Apesar da mudança de foco, o ensino secundário permaneceu tendo um perfil fortemente humanista e seguiu servindo como preparatório ao curso superior. Também continuou voltado aos filhos das elites locais. Com a chegada da família real ao Brasil, em 1808, consolidou-se o modelo de aulas régias. O conteúdo das disciplinas, assinala a pesquisadora, obedecia às determinações dos cursos superiores, sobretudo Direito e Medicina. “Na época, os estudantes saídos do ensino secundário faziam provas, semelhante ao vestibular atual, para comprovar o conhecimento adquirido e assim poder dar prosseguimento aos estudos em nível superior”, diz.
Mesmo com as especificidades de cada uma das conjunturas consideradas no trabalho acadêmico, reafirma Solange Zotti, é possível concluir que o ensino secundário no Brasil cumpriu, ao longo de todo o período tomado para análise, a função básica de formar quadros que estivessem comprometidos com os interesses dos detentores do poder político e econômico. “Esse projeto certamente ajudou a difundir uma visão de mundo desse grupo hegemônico. Tratou-se, em última análise, de uma função coerente com o modelo de sociedade de então, fortemente baseada nas atividades agrícola e extrativista. Dentro dessa lógica, na qual o regime escravista era encarado como necessário ao desenvolvimento, a educação era tida como um instrumento para preparar aqueles que teriam a missão de ocupar as posições de comando no país”.

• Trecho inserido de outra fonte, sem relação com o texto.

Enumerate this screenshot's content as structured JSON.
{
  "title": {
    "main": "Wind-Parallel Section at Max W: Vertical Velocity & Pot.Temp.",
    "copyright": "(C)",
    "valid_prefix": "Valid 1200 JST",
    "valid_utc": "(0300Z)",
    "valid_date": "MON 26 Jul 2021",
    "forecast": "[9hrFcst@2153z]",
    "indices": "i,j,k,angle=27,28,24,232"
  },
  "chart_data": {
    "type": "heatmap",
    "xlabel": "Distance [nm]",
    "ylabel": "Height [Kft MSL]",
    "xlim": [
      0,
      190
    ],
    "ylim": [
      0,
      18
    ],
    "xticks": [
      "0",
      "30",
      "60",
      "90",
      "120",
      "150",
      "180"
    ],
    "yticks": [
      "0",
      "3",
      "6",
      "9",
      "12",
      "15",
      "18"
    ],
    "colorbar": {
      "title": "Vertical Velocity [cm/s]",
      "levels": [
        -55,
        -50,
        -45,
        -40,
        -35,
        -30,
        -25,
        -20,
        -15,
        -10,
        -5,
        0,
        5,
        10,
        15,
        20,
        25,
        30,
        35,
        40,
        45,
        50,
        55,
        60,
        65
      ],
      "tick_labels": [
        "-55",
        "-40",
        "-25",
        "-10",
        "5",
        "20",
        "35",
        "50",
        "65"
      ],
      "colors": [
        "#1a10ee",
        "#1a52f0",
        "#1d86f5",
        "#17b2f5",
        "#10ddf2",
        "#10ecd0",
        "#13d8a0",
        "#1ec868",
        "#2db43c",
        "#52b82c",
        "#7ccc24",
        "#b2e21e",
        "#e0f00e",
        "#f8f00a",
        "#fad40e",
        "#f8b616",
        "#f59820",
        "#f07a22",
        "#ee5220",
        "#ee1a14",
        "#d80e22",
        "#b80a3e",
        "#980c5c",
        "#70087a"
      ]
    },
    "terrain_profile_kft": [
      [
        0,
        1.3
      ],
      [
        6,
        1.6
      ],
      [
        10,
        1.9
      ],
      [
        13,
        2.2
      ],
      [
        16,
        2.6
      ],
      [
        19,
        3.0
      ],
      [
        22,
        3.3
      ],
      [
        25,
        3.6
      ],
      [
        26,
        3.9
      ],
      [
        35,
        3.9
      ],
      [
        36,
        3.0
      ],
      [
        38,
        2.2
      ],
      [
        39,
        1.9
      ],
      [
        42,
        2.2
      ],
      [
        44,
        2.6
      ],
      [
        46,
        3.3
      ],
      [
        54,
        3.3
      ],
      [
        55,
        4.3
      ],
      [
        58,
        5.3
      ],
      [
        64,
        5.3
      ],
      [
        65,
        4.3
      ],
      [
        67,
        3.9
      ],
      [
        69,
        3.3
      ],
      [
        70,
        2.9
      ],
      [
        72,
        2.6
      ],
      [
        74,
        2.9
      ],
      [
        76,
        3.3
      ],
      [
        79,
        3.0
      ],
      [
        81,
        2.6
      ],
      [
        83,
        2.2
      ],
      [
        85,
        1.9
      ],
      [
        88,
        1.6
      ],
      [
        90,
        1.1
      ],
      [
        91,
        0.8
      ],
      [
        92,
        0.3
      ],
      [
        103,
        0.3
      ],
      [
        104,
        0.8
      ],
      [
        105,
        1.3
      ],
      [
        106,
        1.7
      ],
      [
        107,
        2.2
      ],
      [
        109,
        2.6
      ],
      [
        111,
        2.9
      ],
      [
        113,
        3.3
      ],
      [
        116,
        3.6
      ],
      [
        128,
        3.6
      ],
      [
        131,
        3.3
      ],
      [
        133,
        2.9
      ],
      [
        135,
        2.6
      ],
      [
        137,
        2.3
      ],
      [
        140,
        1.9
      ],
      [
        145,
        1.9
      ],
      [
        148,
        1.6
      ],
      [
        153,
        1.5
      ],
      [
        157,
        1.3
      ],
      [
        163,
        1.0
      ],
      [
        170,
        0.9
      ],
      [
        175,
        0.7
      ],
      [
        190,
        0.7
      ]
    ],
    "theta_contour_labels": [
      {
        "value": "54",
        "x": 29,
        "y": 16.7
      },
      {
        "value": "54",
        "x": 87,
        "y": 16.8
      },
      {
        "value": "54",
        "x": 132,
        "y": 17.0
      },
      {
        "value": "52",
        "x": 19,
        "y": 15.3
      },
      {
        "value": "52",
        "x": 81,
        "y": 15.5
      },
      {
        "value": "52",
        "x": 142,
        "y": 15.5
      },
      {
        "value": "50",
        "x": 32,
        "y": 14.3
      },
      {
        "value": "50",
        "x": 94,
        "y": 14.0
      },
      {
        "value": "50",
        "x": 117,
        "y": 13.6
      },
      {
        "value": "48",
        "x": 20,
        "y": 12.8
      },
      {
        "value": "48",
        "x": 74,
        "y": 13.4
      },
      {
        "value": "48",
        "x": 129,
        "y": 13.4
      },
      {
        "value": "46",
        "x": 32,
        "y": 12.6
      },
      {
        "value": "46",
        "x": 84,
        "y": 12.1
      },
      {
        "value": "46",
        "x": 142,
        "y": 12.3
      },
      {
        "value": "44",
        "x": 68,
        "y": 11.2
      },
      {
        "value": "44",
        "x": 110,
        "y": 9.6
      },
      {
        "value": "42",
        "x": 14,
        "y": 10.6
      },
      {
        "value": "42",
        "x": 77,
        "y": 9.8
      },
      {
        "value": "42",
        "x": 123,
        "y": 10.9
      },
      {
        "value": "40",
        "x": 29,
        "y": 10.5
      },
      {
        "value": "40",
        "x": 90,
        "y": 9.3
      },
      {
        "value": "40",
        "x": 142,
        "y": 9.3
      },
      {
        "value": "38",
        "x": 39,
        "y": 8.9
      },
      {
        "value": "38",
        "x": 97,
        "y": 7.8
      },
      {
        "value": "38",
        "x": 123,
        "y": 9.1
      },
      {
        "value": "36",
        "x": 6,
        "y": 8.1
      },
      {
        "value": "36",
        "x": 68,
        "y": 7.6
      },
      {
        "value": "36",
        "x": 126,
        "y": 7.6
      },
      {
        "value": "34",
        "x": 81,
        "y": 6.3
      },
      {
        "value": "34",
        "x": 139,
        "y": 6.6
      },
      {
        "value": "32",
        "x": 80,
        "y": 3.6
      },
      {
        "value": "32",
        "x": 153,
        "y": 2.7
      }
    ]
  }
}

Um ponto interessante levantado pela educadora refere-se ao fato de a educação atual guardar, de alguma forma, similaridades com a que era oferecida nos períodos colonial e imperial. “As críticas de hoje, de que o ensino secundário está mais preocupado com a preparação do jovem para o vestibular do que com o seu desenvolvimento intelectual, são semelhantes às que encontrei nos documentos oficiais que balizaram meu trabalho, como relatórios de ministros do Império”, compara Solange Zotti.